Nie wieder... ...Handyanhänger


Noch nerviger als ein Klingelton, der wie ein Frosch quakt, ist ein Handy, an dem ein Frosch baumelt. Erwachsene behängen ihre Mobiltelefone mit Schmuck, der selbst Kindern zu albern wäre.

Früher war alles besser, sogar der Schwachsinn. Wenn es einen Trend gab, dann stürzte man sich auf ihn, hat sich nach einem Monat von Herzen geschämt, und der Trend ging zum Sterben auf den großen Trendfriedhof, wo er sich ein schattiges Plätzchen gleich neben dem Tamagotchi suchte.

Heute hat ein Trend eine Lebensdauer wie eine Lidl-Tüte auf einem Komposthaufen. Als vor drei Jahren die ersten Handyanhänger auftauchten, dachte man noch: wie nett, wie doof, wie schnell das wieder verschwinden wird. Von wegen: Inzwischen bammeln Blümchen, Schweinchen, Delfinchen, Totenköpfchen an jedem zweiten Ein-Euro-Handy und "bezeugen den unverwechselbaren Geschmack des Besitzers, eine perfekte Ausdrucksmöglichkeit von Individualität", wie ein Hersteller dreist lügt.

Im Internet wird für horrendes Geld - 10 bis 20 Euro - Kaugummiautomatenware im Materialwert von Cent-Bruchteilen verkauft: der "samtig rosa Pinguin mit glitzerndem Bäuchlein", das "Strassblümchen mit sexy Fingerkette" und der Hundeanhänger, der bei Anruf blinkt und "I love you" sagt, auch wenn das Handy auf stumm geschaltet ist - ein ideales Accessoire für jede Vorstandssitzung. Ganz besonders toll: Mit dem "original Connection Kit" kann man sogar bis zu vier Handykettchen befestigen!

Wer hat so was? Man sollte glauben: niemand, der älter als zwölf ist. Falsch. Man muss nur einen Weiberabend unter bis eben noch ganz zurechnungsfähig wirkenden Frauen zwischen 30 und 40 verbringen, und es dauert keine zehn Minuten, bis sich das erste Handy mit "Pippi Langstrumpf"- oder "Addams Family"-Klingelton meldet und an einem Glitzergebamsel oder an einem Zobelschwänzchen aus der 800-Euro-Tasche gezerrt wird. "Guck mal, süß, nicht?" Ganz, ganz süß. Wenn man acht ist.

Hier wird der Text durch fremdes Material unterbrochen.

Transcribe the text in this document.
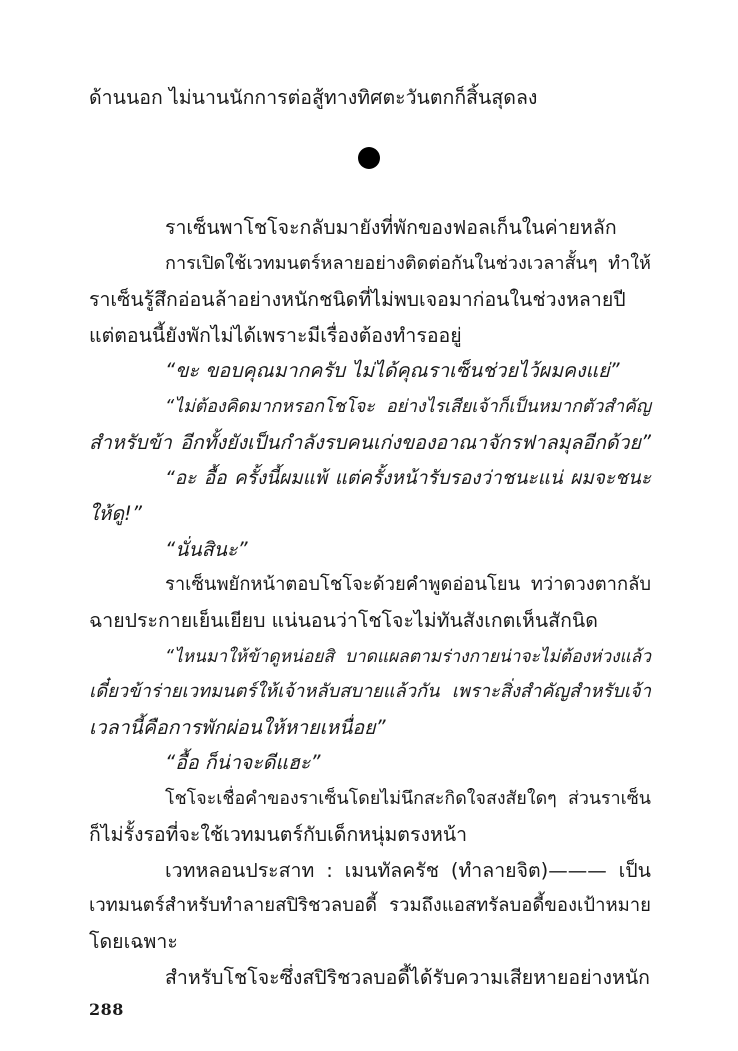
ด้านนอก ไม่นานนักการต่อสู้ทางทิศตะวันตกก็สิ้นสุดลง
ราเซ็นพาโชโจะกลับมายังที่พักของฟอลเก็นในค่ายหลัก
การเปิดใช้เวทมนตร์หลายอย่างติดต่อกันในช่วงเวลาสั้นๆ ทำให้
ราเซ็นรู้สึกอ่อนล้าอย่างหนักชนิดที่ไม่พบเจอมาก่อนในช่วงหลายปี
แต่ตอนนี้ยังพักไม่ได้เพราะมีเรื่องต้องทำรออยู่
“ขะ ขอบคุณมากครับ ไม่ได้คุณราเซ็นช่วยไว้ผมคงแย่”
“ไม่ต้องคิดมากหรอกโชโจะ อย่างไรเสียเจ้าก็เป็นหมากตัวสำคัญ
สำหรับข้า อีกทั้งยังเป็นกำลังรบคนเก่งของอาณาจักรฟาลมุลอีกด้วย”
“อะ อื้อ ครั้งนี้ผมแพ้ แต่ครั้งหน้ารับรองว่าชนะแน่ ผมจะชนะ
ให้ดู!”
“นั่นสินะ”
ราเซ็นพยักหน้าตอบโชโจะด้วยคำพูดอ่อนโยน ทว่าดวงตากลับ
ฉายประกายเย็นเยียบ แน่นอนว่าโชโจะไม่ทันสังเกตเห็นสักนิด
“ไหนมาให้ข้าดูหน่อยสิ บาดแผลตามร่างกายน่าจะไม่ต้องห่วงแล้ว
เดี๋ยวข้าร่ายเวทมนตร์ให้เจ้าหลับสบายแล้วกัน เพราะสิ่งสำคัญสำหรับเจ้า
เวลานี้คือการพักผ่อนให้หายเหนื่อย”
“อื้อ ก็น่าจะดีแฮะ”
โชโจะเชื่อคำของราเซ็นโดยไม่นึกสะกิดใจสงสัยใดๆ ส่วนราเซ็น
ก็ไม่รั้งรอที่จะใช้เวทมนตร์กับเด็กหนุ่มตรงหน้า
เวทหลอนประสาท : เมนทัลครัช (ทำลายจิต)——— เป็น
เวทมนตร์สำหรับทำลายสปิริชวลบอดี้ รวมถึงแอสทรัลบอดี้ของเป้าหมาย
โดยเฉพาะ
สำหรับโชโจะซึ่งสปิริชวลบอดี้ได้รับความเสียหายอย่างหนัก
288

Folgerichtig sind inzwischen auch Gucci, Prada, Escada & Co. auf den Zug aufgesprungen - einer der seltenen Fälle, wo ein Trend von unten nach oben durchgereicht wird. Bei Ebay gibt es Strasskugeln mit Chanel-Logo, bestimmt von Lagerfeld persönlich designt. Über Sinn und Zweck des Handyschmucks nachzudenken verbietet sich von selbst, das war ja schon bei Handy-Etuis fruchtlos: Bis man das Gerät aus so was rausgeprokelt hat (erst recht, wenn sich der ganzganzsüße Anhänger in der superstylishen Handy-socke verhakt hat), ist längst die Mailbox angesprungen. Hat man es endlich geschafft, klackert der Anhänger bei jeder Bewegung ans Gehäuse oder verfängt sich in den Haaren oder bleibt im Ohrring hängen, wie neulich in der Hamburger Hochbahn - den Schmerzensschrei hat man noch drei Wagen weiter gehört.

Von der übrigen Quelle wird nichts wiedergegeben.